Bortezomib induces DNA hypomethylation and silenced gene transcription by interfering with Sp1/NF-kappaB-dependent DNA methyltransferase activity in acute myeloid leukemia.

Bortezomib reversibly inhibits 26S proteasomal degradation, interferes with NF-kappaB, and exhibits antitumor activity in human malignancies. Zinc finger protein Sp1 transactivates DNMT1 gene in mice and is functionally regulated through protein abundance, posttranslational modifications (ie, ubiquitination), or interaction with other transcription factors (ie, NF-kappaB). We hypothesize that inhibition of proteasomal degradation and Sp1/NF-kappaB-mediated transactivation may impair aberrant DNA methyltransferase activity. We show here that, in addition to inducing accumulation of polyubiquitinated proteins and abolishment of NF-kappaB activities, bortezomib decreases Sp1 protein levels, disrupts the physical interaction of Sp1/NF-kappaB, and prevents binding of the Sp1/NF-kappaB complex to the DNMT1 gene promoter.

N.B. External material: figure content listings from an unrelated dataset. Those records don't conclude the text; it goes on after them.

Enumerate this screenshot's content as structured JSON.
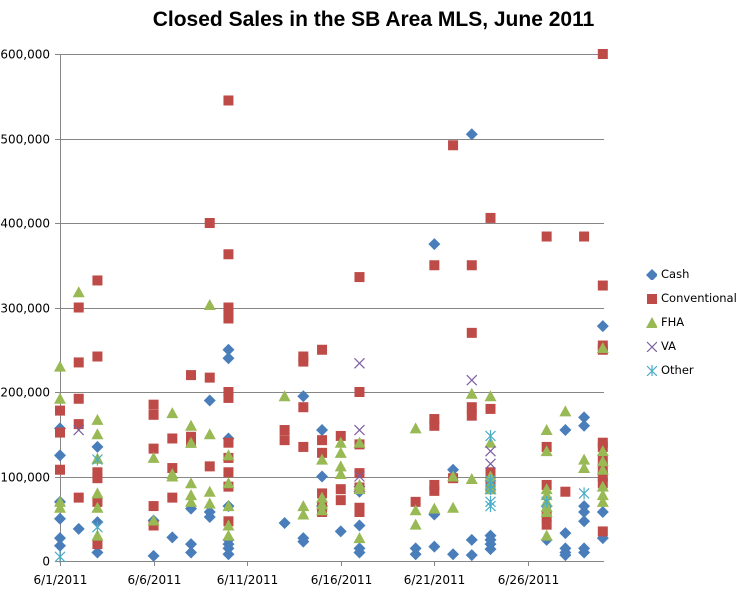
{
  "chart_data": {
    "type": "scatter",
    "title": "Closed Sales in the SB Area MLS, June 2011",
    "xlabel": "",
    "ylabel": "",
    "xlim": [
      "6/1/2011",
      "6/30/2011"
    ],
    "ylim": [
      0,
      600000
    ],
    "x_tick_labels": [
      "6/1/2011",
      "6/6/2011",
      "6/11/2011",
      "6/16/2011",
      "6/21/2011",
      "6/26/2011"
    ],
    "y_tick_labels": [
      "0",
      "100,000",
      "200,000",
      "300,000",
      "400,000",
      "500,000",
      "600,000"
    ],
    "y_ticks": [
      0,
      100000,
      200000,
      300000,
      400000,
      500000,
      600000
    ],
    "x_ticks_day": [
      1,
      6,
      11,
      16,
      21,
      26
    ],
    "grid": "horizontal",
    "legend_position": "right",
    "series": [
      {
        "name": "Cash",
        "color": "#4a7ebb",
        "marker": "diamond",
        "points": [
          [
            1,
            157000
          ],
          [
            1,
            125000
          ],
          [
            1,
            70000
          ],
          [
            1,
            50000
          ],
          [
            1,
            27000
          ],
          [
            1,
            18000
          ],
          [
            2,
            38000
          ],
          [
            3,
            135000
          ],
          [
            3,
            46000
          ],
          [
            3,
            10000
          ],
          [
            6,
            48000
          ],
          [
            6,
            6000
          ],
          [
            7,
            28000
          ],
          [
            8,
            62000
          ],
          [
            8,
            20000
          ],
          [
            8,
            10000
          ],
          [
            9,
            190000
          ],
          [
            9,
            58000
          ],
          [
            9,
            52000
          ],
          [
            10,
            250000
          ],
          [
            10,
            240000
          ],
          [
            10,
            145000
          ],
          [
            10,
            65000
          ],
          [
            10,
            25000
          ],
          [
            10,
            20000
          ],
          [
            10,
            15000
          ],
          [
            10,
            8000
          ],
          [
            13,
            45000
          ],
          [
            14,
            195000
          ],
          [
            14,
            27000
          ],
          [
            14,
            23000
          ],
          [
            15,
            155000
          ],
          [
            15,
            100000
          ],
          [
            15,
            65000
          ],
          [
            16,
            35000
          ],
          [
            17,
            88000
          ],
          [
            17,
            82000
          ],
          [
            17,
            42000
          ],
          [
            17,
            15000
          ],
          [
            17,
            10000
          ],
          [
            20,
            15000
          ],
          [
            20,
            8000
          ],
          [
            21,
            375000
          ],
          [
            21,
            55000
          ],
          [
            21,
            17000
          ],
          [
            22,
            108000
          ],
          [
            22,
            8000
          ],
          [
            23,
            505000
          ],
          [
            23,
            25000
          ],
          [
            23,
            7000
          ],
          [
            24,
            30000
          ],
          [
            24,
            25000
          ],
          [
            24,
            20000
          ],
          [
            24,
            14000
          ],
          [
            27,
            65000
          ],
          [
            27,
            25000
          ],
          [
            28,
            155000
          ],
          [
            28,
            33000
          ],
          [
            28,
            15000
          ],
          [
            28,
            10000
          ],
          [
            28,
            7000
          ],
          [
            29,
            170000
          ],
          [
            29,
            160000
          ],
          [
            29,
            65000
          ],
          [
            29,
            58000
          ],
          [
            29,
            47000
          ],
          [
            29,
            15000
          ],
          [
            29,
            10000
          ],
          [
            30,
            278000
          ],
          [
            30,
            58000
          ],
          [
            30,
            27000
          ]
        ]
      },
      {
        "name": "Conventional",
        "color": "#be4b48",
        "marker": "square",
        "points": [
          [
            1,
            178000
          ],
          [
            1,
            152000
          ],
          [
            1,
            108000
          ],
          [
            2,
            300000
          ],
          [
            2,
            235000
          ],
          [
            2,
            192000
          ],
          [
            2,
            162000
          ],
          [
            2,
            75000
          ],
          [
            3,
            332000
          ],
          [
            3,
            242000
          ],
          [
            3,
            105000
          ],
          [
            3,
            98000
          ],
          [
            3,
            70000
          ],
          [
            3,
            20000
          ],
          [
            6,
            185000
          ],
          [
            6,
            173000
          ],
          [
            6,
            133000
          ],
          [
            6,
            65000
          ],
          [
            6,
            42000
          ],
          [
            7,
            145000
          ],
          [
            7,
            110000
          ],
          [
            7,
            75000
          ],
          [
            8,
            220000
          ],
          [
            8,
            147000
          ],
          [
            8,
            140000
          ],
          [
            9,
            400000
          ],
          [
            9,
            217000
          ],
          [
            9,
            112000
          ],
          [
            10,
            545000
          ],
          [
            10,
            363000
          ],
          [
            10,
            300000
          ],
          [
            10,
            293000
          ],
          [
            10,
            287000
          ],
          [
            10,
            200000
          ],
          [
            10,
            193000
          ],
          [
            10,
            140000
          ],
          [
            10,
            122000
          ],
          [
            10,
            105000
          ],
          [
            10,
            88000
          ],
          [
            10,
            47000
          ],
          [
            13,
            155000
          ],
          [
            13,
            143000
          ],
          [
            14,
            242000
          ],
          [
            14,
            236000
          ],
          [
            14,
            182000
          ],
          [
            14,
            135000
          ],
          [
            15,
            250000
          ],
          [
            15,
            143000
          ],
          [
            15,
            128000
          ],
          [
            15,
            80000
          ],
          [
            15,
            65000
          ],
          [
            15,
            58000
          ],
          [
            16,
            148000
          ],
          [
            16,
            85000
          ],
          [
            16,
            72000
          ],
          [
            17,
            336000
          ],
          [
            17,
            200000
          ],
          [
            17,
            138000
          ],
          [
            17,
            104000
          ],
          [
            17,
            87000
          ],
          [
            17,
            63000
          ],
          [
            17,
            58000
          ],
          [
            20,
            70000
          ],
          [
            21,
            350000
          ],
          [
            21,
            168000
          ],
          [
            21,
            160000
          ],
          [
            21,
            90000
          ],
          [
            21,
            83000
          ],
          [
            22,
            492000
          ],
          [
            22,
            98000
          ],
          [
            23,
            350000
          ],
          [
            23,
            270000
          ],
          [
            23,
            182000
          ],
          [
            23,
            172000
          ],
          [
            24,
            406000
          ],
          [
            24,
            180000
          ],
          [
            24,
            105000
          ],
          [
            24,
            95000
          ],
          [
            24,
            90000
          ],
          [
            24,
            85000
          ],
          [
            27,
            384000
          ],
          [
            27,
            135000
          ],
          [
            27,
            90000
          ],
          [
            27,
            53000
          ],
          [
            27,
            43000
          ],
          [
            28,
            82000
          ],
          [
            29,
            384000
          ],
          [
            30,
            600000
          ],
          [
            30,
            326000
          ],
          [
            30,
            255000
          ],
          [
            30,
            250000
          ],
          [
            30,
            140000
          ],
          [
            30,
            135000
          ],
          [
            30,
            120000
          ],
          [
            30,
            110000
          ],
          [
            30,
            100000
          ],
          [
            30,
            92000
          ],
          [
            30,
            35000
          ]
        ]
      },
      {
        "name": "FHA",
        "color": "#98b954",
        "marker": "triangle",
        "points": [
          [
            1,
            230000
          ],
          [
            1,
            192000
          ],
          [
            1,
            70000
          ],
          [
            1,
            63000
          ],
          [
            2,
            318000
          ],
          [
            3,
            167000
          ],
          [
            3,
            150000
          ],
          [
            3,
            121000
          ],
          [
            3,
            80000
          ],
          [
            3,
            63000
          ],
          [
            3,
            30000
          ],
          [
            6,
            122000
          ],
          [
            6,
            48000
          ],
          [
            7,
            175000
          ],
          [
            7,
            103000
          ],
          [
            7,
            100000
          ],
          [
            8,
            160000
          ],
          [
            8,
            140000
          ],
          [
            8,
            92000
          ],
          [
            8,
            78000
          ],
          [
            8,
            70000
          ],
          [
            9,
            303000
          ],
          [
            9,
            150000
          ],
          [
            9,
            82000
          ],
          [
            9,
            68000
          ],
          [
            10,
            125000
          ],
          [
            10,
            92000
          ],
          [
            10,
            65000
          ],
          [
            10,
            42000
          ],
          [
            10,
            30000
          ],
          [
            13,
            195000
          ],
          [
            14,
            65000
          ],
          [
            14,
            55000
          ],
          [
            15,
            120000
          ],
          [
            15,
            75000
          ],
          [
            15,
            67000
          ],
          [
            15,
            60000
          ],
          [
            16,
            140000
          ],
          [
            16,
            128000
          ],
          [
            16,
            112000
          ],
          [
            16,
            103000
          ],
          [
            17,
            140000
          ],
          [
            17,
            90000
          ],
          [
            17,
            85000
          ],
          [
            17,
            27000
          ],
          [
            20,
            157000
          ],
          [
            20,
            60000
          ],
          [
            20,
            43000
          ],
          [
            21,
            62000
          ],
          [
            22,
            100000
          ],
          [
            22,
            63000
          ],
          [
            23,
            198000
          ],
          [
            23,
            97000
          ],
          [
            24,
            195000
          ],
          [
            24,
            140000
          ],
          [
            24,
            100000
          ],
          [
            24,
            90000
          ],
          [
            24,
            85000
          ],
          [
            27,
            155000
          ],
          [
            27,
            130000
          ],
          [
            27,
            85000
          ],
          [
            27,
            78000
          ],
          [
            27,
            70000
          ],
          [
            27,
            64000
          ],
          [
            27,
            58000
          ],
          [
            27,
            30000
          ],
          [
            28,
            177000
          ],
          [
            29,
            120000
          ],
          [
            29,
            110000
          ],
          [
            30,
            252000
          ],
          [
            30,
            130000
          ],
          [
            30,
            118000
          ],
          [
            30,
            108000
          ],
          [
            30,
            88000
          ],
          [
            30,
            78000
          ],
          [
            30,
            70000
          ]
        ]
      },
      {
        "name": "VA",
        "color": "#7d5fa0",
        "marker": "x",
        "points": [
          [
            2,
            155000
          ],
          [
            17,
            234000
          ],
          [
            17,
            155000
          ],
          [
            17,
            100000
          ],
          [
            23,
            214000
          ],
          [
            24,
            130000
          ],
          [
            24,
            115000
          ]
        ]
      },
      {
        "name": "Other",
        "color": "#4bacc6",
        "marker": "asterisk",
        "points": [
          [
            1,
            5000
          ],
          [
            3,
            120000
          ],
          [
            3,
            40000
          ],
          [
            24,
            148000
          ],
          [
            24,
            95000
          ],
          [
            24,
            90000
          ],
          [
            24,
            85000
          ],
          [
            24,
            70000
          ],
          [
            24,
            65000
          ],
          [
            27,
            70000
          ],
          [
            29,
            80000
          ]
        ]
      }
    ]
  }
}
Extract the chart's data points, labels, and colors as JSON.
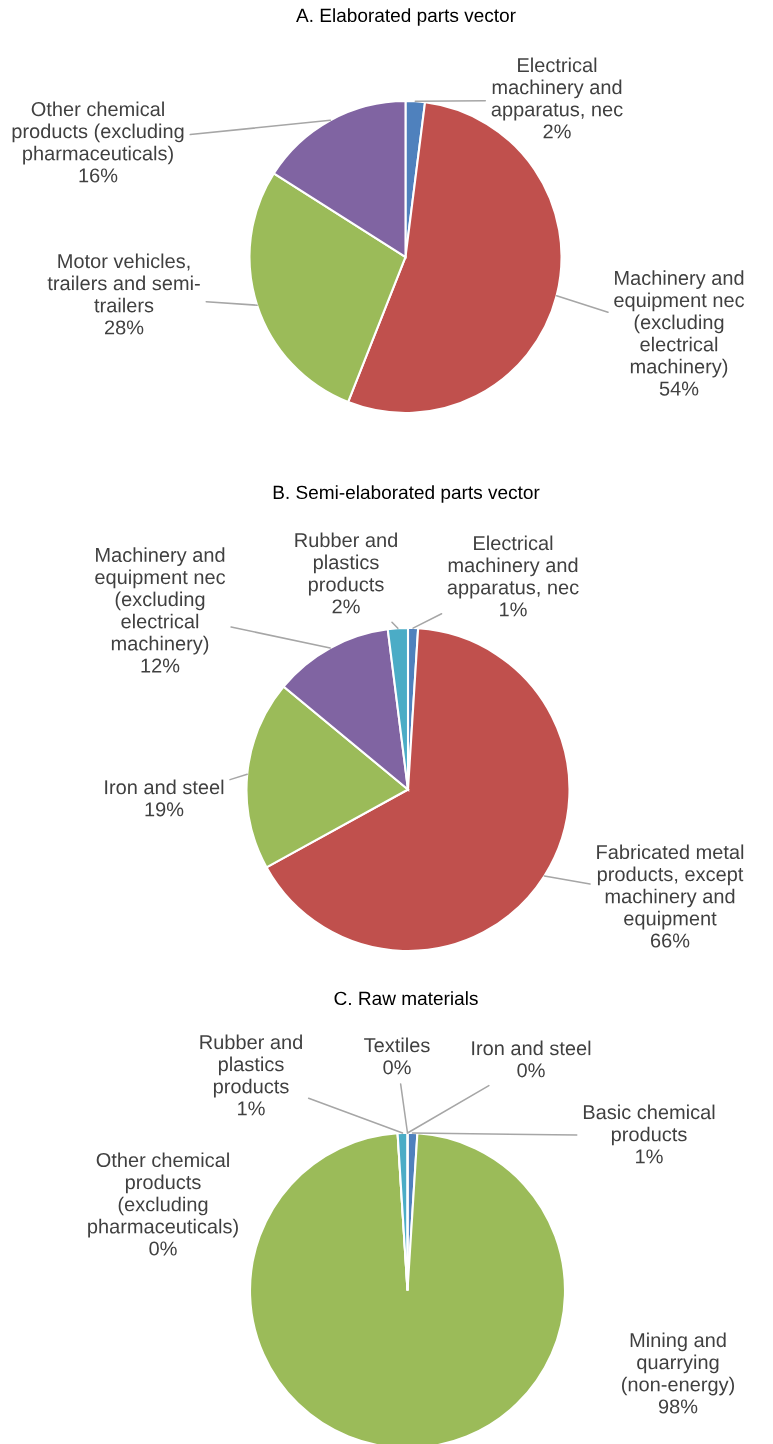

Abrogation of Sp1/NF-kappaB complex by bortezomib causes transcriptional repression of DNMT1 gene and down-regulation of DNMT1 protein, which in turn induces global DNA hypomethylation in vitro and in vivo and re-expression of epigenetically silenced genes in human cancer cells. The involvement of Sp1/NF-kappaB in DNMT1 regulation is further demonstrated by the observation that Sp1 knockdown using mithramycin A or shRNA decreases DNMT1 protein levels, which instead are increased by Sp1 or NF-kappaB overexpression. Our results unveil the Sp1/NF-kappaB pathway as a modulator of DNA methyltransferase activity in human cancer and identify bortezomib as a novel epigenetic-targeting drug.